A monumentalidade das aldeias e estradas vai contra a hipótese de que, em geral, as sociedades amazônicas eram, na época do descobrimento, pequenas, dispersas, isoladas, móveis e igualitárias. Esse é um resumo das idéias de Betty Meggers - um dos nomes mais influentes da antropologia nos Estados Unidos- no livro "Amazônia - A Ilusão de um Paraíso" (Itatiaia/Edusp, 1987).
As evidências que foram apresentadas no artigo da "Science" pintam um quadro com outros elementos: sedentarismo (grandes aldeias), integração regional (estradas), acomodação interétnica (multietnia) e ideologia hierárquica (distinção entre linhagens de chefes e não-chefes).

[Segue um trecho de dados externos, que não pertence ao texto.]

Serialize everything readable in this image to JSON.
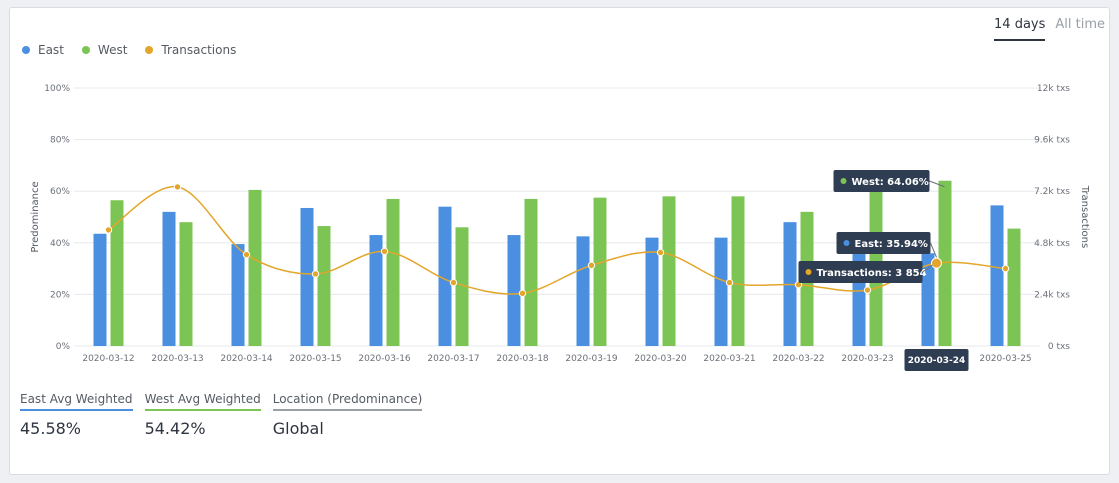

"O estudo dos rituais intertribais reforça a idéia de uma sociedade híbrida e hierarquizada ao longo do processo de formação da cultura xinguana", diz outro autor, o antropólogo Carlos Fausto, coordenador do Programa de Pós-Graduação em Antropologia do Museu Nacional (RJ).
Para Eduardo Viveiros de Castro, antropólogo do Museu Nacional, o artigo apresenta pesquisas que confirmam, de modo eloquente, hipóteses que vários especialistas vêm formulando já há algum tempo sobre a ecologia histórica e a fisionomia sociopolítica da Amazônia pré-colombiana.
"Os elementos substantivos do artigo estão entre os mais bem caracterizados pela pesquisa arqueológica recente na Amazônia, tornando algo desnecessária, em minha opinião, a adjetivação um tantinho carregada ["dramática", "aguda", "paisagem amplamente transformada pela presença humana'] que os envolve", diz.